The Inside View sat down with LuAnn Greiner and Jenna Wilke, Advanced Practice Nurses in Interventional Radiology section to learn more about the field of Advanced Practice Nursing and what it brings to the department.
Radiology News: What is the role of an Advanced Practice Nurse in the department of Radiology?
Greiner: The role of an Advanced Practice Nurse (APN) is really varied. We see both inpatients and outpatients, and we help with procedures and consult with the patient prior to each procedure. We listen to patients’ clinical concerns and then continue to provide care for them afterwards. This is very different than a traditional role. In a clinic, an APN may see 20-30 patients. As an APN in the Department of Radiology, when I was first hired 12 years ago, we had 50-70 patients per year, and we’re currently seeing about 800-900. When a patient comes in, we may or may not have seen the patient previously, but we spend an extended period of time coordinating their care. We make sure that when the patient gets here they’re prepared and know what to expect. Really, we’re trying to make the best use of everyone’s time. want to provide the same level of service as a surgery clinic could, but with an educational component. We are trying to coordinate seamless, comprehensive care.

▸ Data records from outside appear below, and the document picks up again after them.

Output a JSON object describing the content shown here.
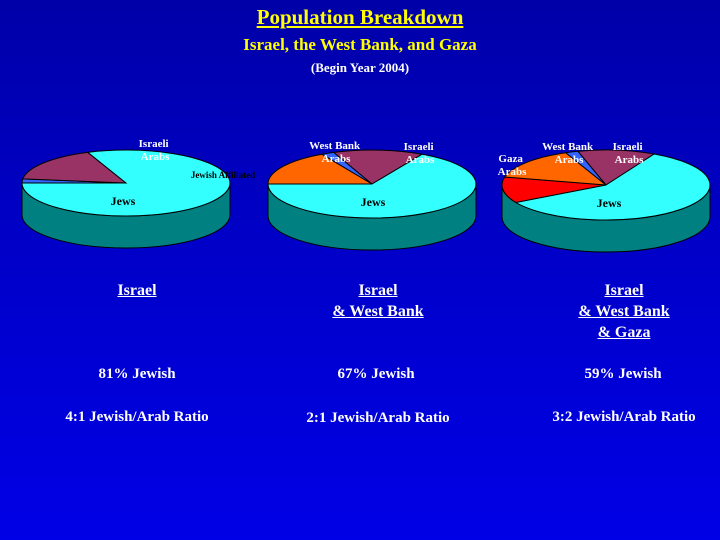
{
  "header": {
    "title": "Population Breakdown",
    "subtitle": "Israel, the West Bank, and Gaza",
    "note": "(Begin Year 2004)"
  },
  "colors": {
    "jews": "#33ffff",
    "jews_side": "#008080",
    "israeli_arabs": "#993366",
    "jewish_affiliated": "#3366ff",
    "west_bank_arabs": "#ff6600",
    "gaza_arabs": "#ff0000"
  },
  "chart_data": [
    {
      "type": "pie",
      "title": "",
      "slices": [
        {
          "label": "Jews",
          "value": 81,
          "color": "#33ffff"
        },
        {
          "label": "Israeli Arabs",
          "value": 17,
          "color": "#993366"
        },
        {
          "label": "Jewish Affiliated",
          "value": 2,
          "color": "#3366ff"
        }
      ]
    },
    {
      "type": "pie",
      "title": "",
      "slices": [
        {
          "label": "Jews",
          "value": 67,
          "color": "#33ffff"
        },
        {
          "label": "Israeli Arabs",
          "value": 14,
          "color": "#993366"
        },
        {
          "label": "",
          "value": 2,
          "color": "#3366ff"
        },
        {
          "label": "West Bank Arabs",
          "value": 17,
          "color": "#ff6600"
        }
      ]
    },
    {
      "type": "pie",
      "title": "",
      "slices": [
        {
          "label": "Jews",
          "value": 59,
          "color": "#33ffff"
        },
        {
          "label": "Israeli Arabs",
          "value": 12,
          "color": "#993366"
        },
        {
          "label": "",
          "value": 2,
          "color": "#3366ff"
        },
        {
          "label": "West Bank Arabs",
          "value": 15,
          "color": "#ff6600"
        },
        {
          "label": "Gaza Arabs",
          "value": 12,
          "color": "#ff0000"
        }
      ]
    }
  ],
  "pie_labels": {
    "israel": {
      "israeli_arabs": [
        "Israeli",
        "Arabs"
      ],
      "jewish_affiliated": "Jewish Affiliated",
      "jews": "Jews"
    },
    "israel_wb": {
      "west_bank_arabs": [
        "West Bank",
        "Arabs"
      ],
      "israeli_arabs": [
        "Israeli",
        "Arabs"
      ],
      "jews": "Jews"
    },
    "israel_wb_gaza": {
      "gaza_arabs": [
        "Gaza",
        "Arabs"
      ],
      "west_bank_arabs": [
        "West Bank",
        "Arabs"
      ],
      "israeli_arabs": [
        "Israeli",
        "Arabs"
      ],
      "jews": "Jews"
    }
  },
  "regions": [
    {
      "lines": [
        "Israel"
      ],
      "pct": "81% Jewish",
      "ratio": "4:1 Jewish/Arab Ratio"
    },
    {
      "lines": [
        "Israel",
        "& West Bank"
      ],
      "pct": "67% Jewish",
      "ratio": "2:1 Jewish/Arab Ratio"
    },
    {
      "lines": [
        "Israel",
        "& West Bank",
        "& Gaza"
      ],
      "pct": "59% Jewish",
      "ratio": "3:2 Jewish/Arab Ratio"
    }
  ]
}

Radiology News: What makes an Advanced Practice Nurse important in the Department of Radiology?
Wilke: Advanced Practice Nurses are prepared educationally and experientially to provide a level of clinical care that fills the gap between patients and providers. Our background is nursing, so we have been trained on a holistic model. We have a deep compassion for our patients, and we provide that overall as an experience in the healthcare system in general. We tend to a patient’s educational, social, and psychological needs.